玉扇隨機輕輕拍在了鍾艾的額頭:“小心點。”扇骨敲在她額間發出悶響,但力道卻輕的像落了一朵花瓣,鍾艾下意識捂住額頭,有些怨怪的看他,月光從雕花窗欞斜射進來,將他側臉鍍上銀邊,下頜在明暗交界處若隱若現。但眼神落在那被他一隻手穩穩拖住的大匣子時,她還是閉上了嘴,沉默跟在他身後,快步走出去。
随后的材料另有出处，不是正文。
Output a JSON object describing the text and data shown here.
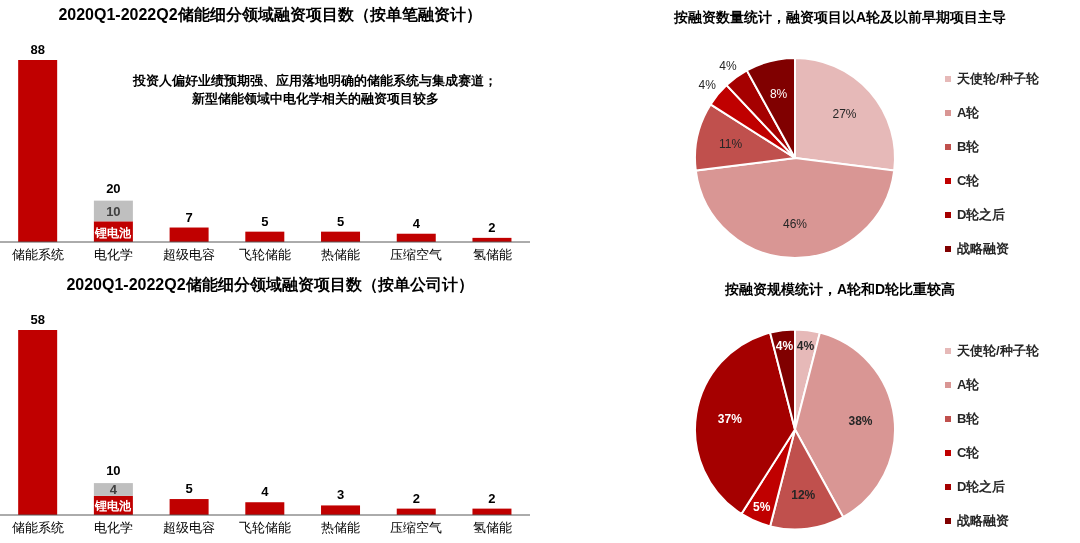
{
  "chart_data": [
    {
      "type": "bar",
      "title": "2020Q1-2022Q2储能细分领域融资项目数（按单笔融资计）",
      "categories": [
        "储能系统",
        "电化学",
        "超级电容",
        "飞轮储能",
        "热储能",
        "压缩空气",
        "氢储能"
      ],
      "stacked": true,
      "legend": false,
      "grid": false,
      "series": [
        {
          "color": "#c00000",
          "values": [
            88,
            10,
            7,
            5,
            5,
            4,
            2
          ],
          "value_labels": [
            "88",
            null,
            "7",
            "5",
            "5",
            "4",
            "2"
          ]
        },
        {
          "color": "#bfbfbf",
          "values": [
            null,
            10,
            null,
            null,
            null,
            null,
            null
          ],
          "value_labels": [
            null,
            "10",
            null,
            null,
            null,
            null,
            null
          ]
        }
      ],
      "totals": [
        null,
        "20",
        null,
        null,
        null,
        null,
        null
      ],
      "annotations": [
        "锂电池",
        "投资人偏好业绩预期强、应用落地明确的储能系统与集成赛道；",
        "新型储能领域中电化学相关的融资项目较多"
      ]
    },
    {
      "type": "bar",
      "title": "2020Q1-2022Q2储能细分领域融资项目数（按单公司计）",
      "categories": [
        "储能系统",
        "电化学",
        "超级电容",
        "飞轮储能",
        "热储能",
        "压缩空气",
        "氢储能"
      ],
      "stacked": true,
      "legend": false,
      "grid": false,
      "series": [
        {
          "color": "#c00000",
          "values": [
            58,
            6,
            5,
            4,
            3,
            2,
            2
          ],
          "value_labels": [
            "58",
            null,
            "5",
            "4",
            "3",
            "2",
            "2"
          ]
        },
        {
          "color": "#bfbfbf",
          "values": [
            null,
            4,
            null,
            null,
            null,
            null,
            null
          ],
          "value_labels": [
            null,
            "4",
            null,
            null,
            null,
            null,
            null
          ]
        }
      ],
      "totals": [
        null,
        "10",
        null,
        null,
        null,
        null,
        null
      ],
      "annotations": [
        "锂电池"
      ]
    },
    {
      "type": "pie",
      "title": "按融资数量统计，融资项目以A轮及以前早期项目主导",
      "categories": [
        "天使轮/种子轮",
        "A轮",
        "B轮",
        "C轮",
        "D轮之后",
        "战略融资"
      ],
      "values": [
        27,
        46,
        11,
        4,
        4,
        8
      ],
      "value_labels": [
        "27%",
        "46%",
        "11%",
        "4%",
        "4%",
        "8%"
      ],
      "colors": [
        "#e6b9b8",
        "#d99694",
        "#c0504d",
        "#c00000",
        "#a50000",
        "#800000"
      ],
      "legend": "right"
    },
    {
      "type": "pie",
      "title": "按融资规模统计，A轮和D轮比重较高",
      "categories": [
        "天使轮/种子轮",
        "A轮",
        "B轮",
        "C轮",
        "D轮之后",
        "战略融资"
      ],
      "values": [
        4,
        38,
        12,
        5,
        37,
        4
      ],
      "value_labels": [
        "4%",
        "38%",
        "12%",
        "5%",
        "37%",
        "4%"
      ],
      "colors": [
        "#e6b9b8",
        "#d99694",
        "#c0504d",
        "#c00000",
        "#a50000",
        "#800000"
      ],
      "legend": "right"
    }
  ]
}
“最近心神不穩?為何想起了你母親這匣子。”破奴一開始本以為鍾艾是想要艾玉的珠寶匣,沒想到居然是經文匣,眸色不禁一暗。這匣子裡的東西不過是個安慰,艾玉不在破奴的保護範圍,所以他從未對這東西多言過一句。

鍾艾眉頭微微皺起,深深嘆了一口氣:“馬阿伯來了之後,我的確有些心神不穩,在餐廳甚至失神了一會兒。”鍾艾如實說道,兩人走回到了雲牆處。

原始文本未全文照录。